A deep and enduring beauty
Of the many classic katanas that Maseki studied, the ones that inspired him the most were blades crafted between the 14th and 16th centuries.
“Once you get to the 17th century, you start to see more katanas that were crafted mainly for decoration,” Maseki says, “but the katanas created before, were intended for use in war. They feature only minimal ornamentation. This style—eschewing excessive ornamentation for a more genuine craft-based beauty, as well as a high level of practicality—seemed to fit the production concept of the new ES.”
Compared to the wide, heavy swords common in Europe, the Japanese katana may look somewhat delicate on first glance. However, there is a sort of aesthetic power in the katana, a deep and enduring beauty that can withstand the passage of time. It was this power that Maseki wanted to convey through the door trim.
“To understand the beauty of the katana, you need to first recognize that the power of the katana comes from within. It has a deep character that has been painstakingly crafted by a master artisan. I wanted drivers of the new ES to be able to feel this inner power, and in the process understand the timelessness of true beauty.”
Faithfully replicating an artisan’s masterwork
Once Maseki had settled on a concept and design direction for the door trim, he began developing a prototype. He first had skilled artisans craft the prototype by hand, so he could then replicate the design using a machine. However, Maseki encountered a problem. The machine was fed precise data related to the pitch and other details of the Hadori pattern, and yet it failed to produce results that in any way resembled the prototype. This puzzled Maseki.

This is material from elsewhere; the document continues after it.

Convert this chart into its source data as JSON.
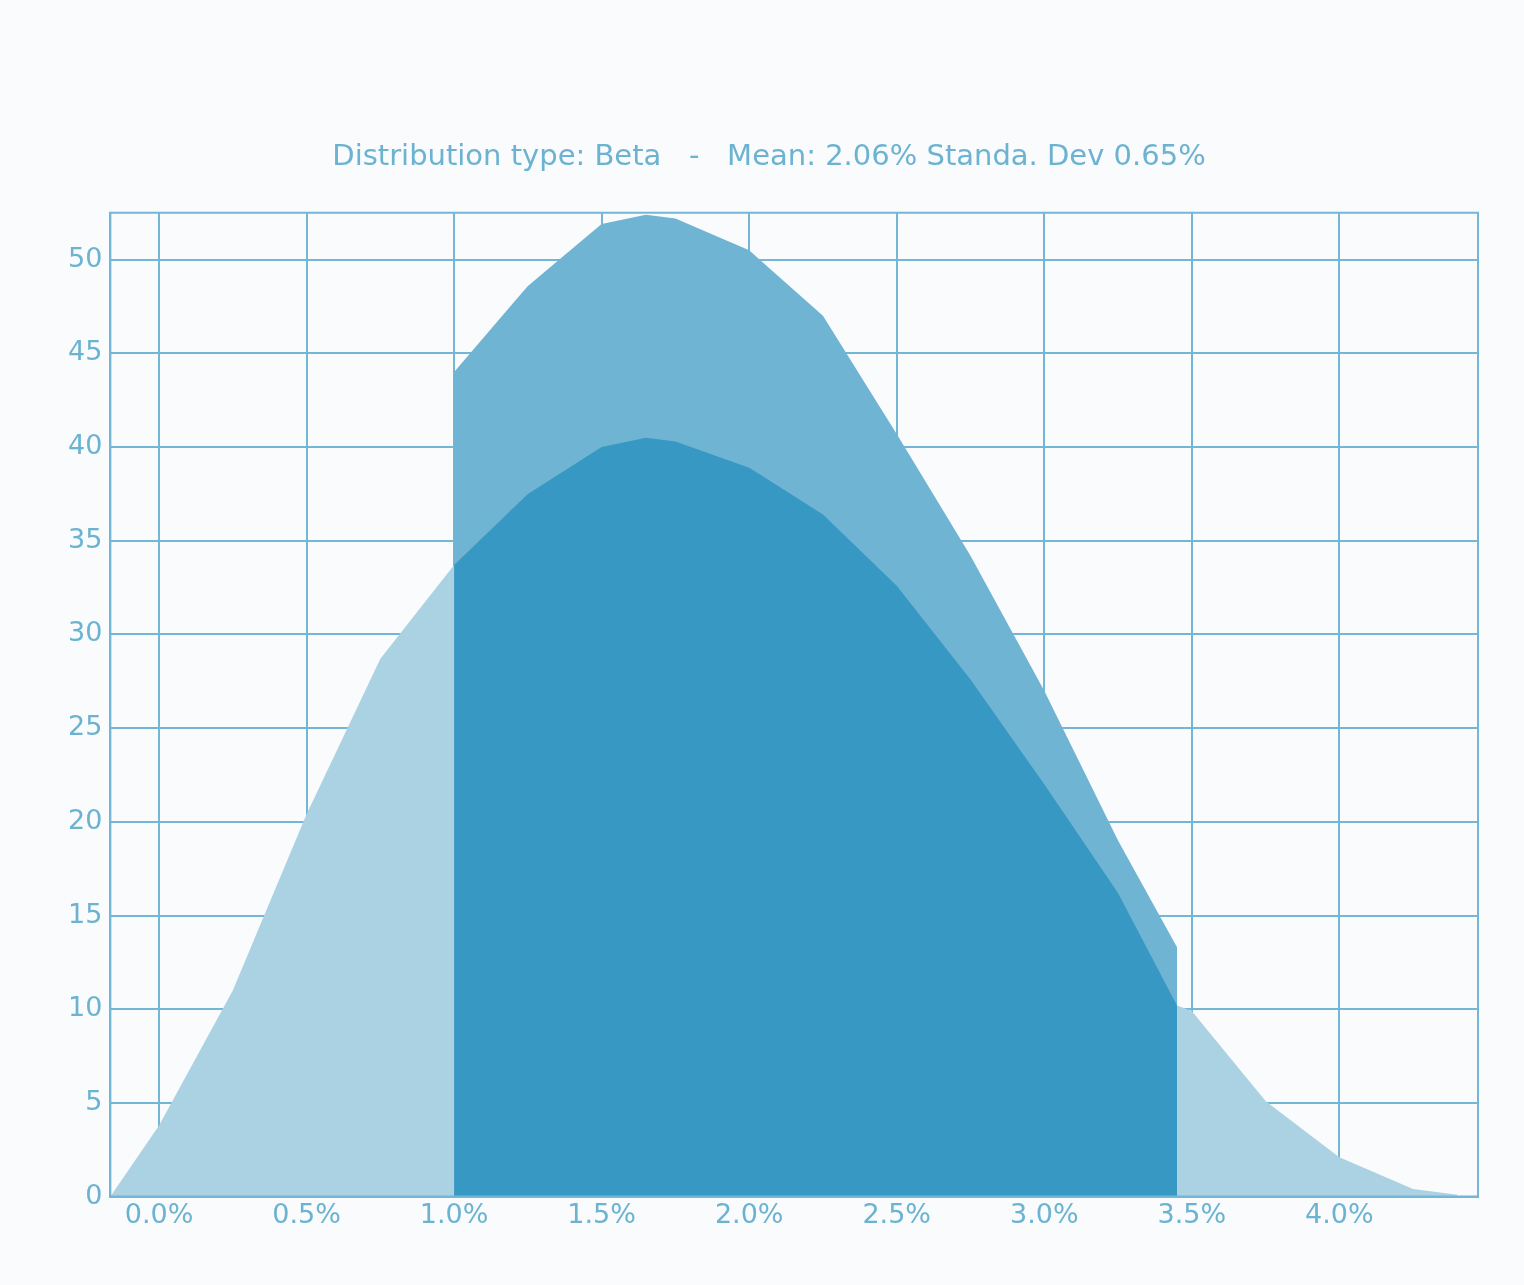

“The numbers were correct, so I decided to take a closer look at the prototype,” he explains. “As I studied the pattern with a microscope, I discovered the existence of randomly created lines that could not be replicated with a machine. It was these lines that were giving the overall design its powerful impact.”
These “random lines” had been instinctively added by the artisans who created the prototype, based on their many years of experience and keen understanding of katana aesthetics.
“We discovered that using a fixed pitch created patterns that were lacking in impact, while introducing a random element to the data led to patterns that were far more striking,” Maseki says.
“Although being refined is an important quality in craftsmanship, a product is incomplete without the addition of more human, more instinctive elements that are not based on simple calculation. Being machine-made but artisanal, being refined but having impact— these may seem like contrasting elements, but through a lot of trial and error, we were able to achieve this combination, in the process imbuing the door trim of the new ES with a deep katana – like beauty.”
True beauty can only be achieved if every detail that composes an object has been refined to an exceptionally high degree. Hadori is one of many details accumulated in the new ES that offer a momentary escape from the everyday.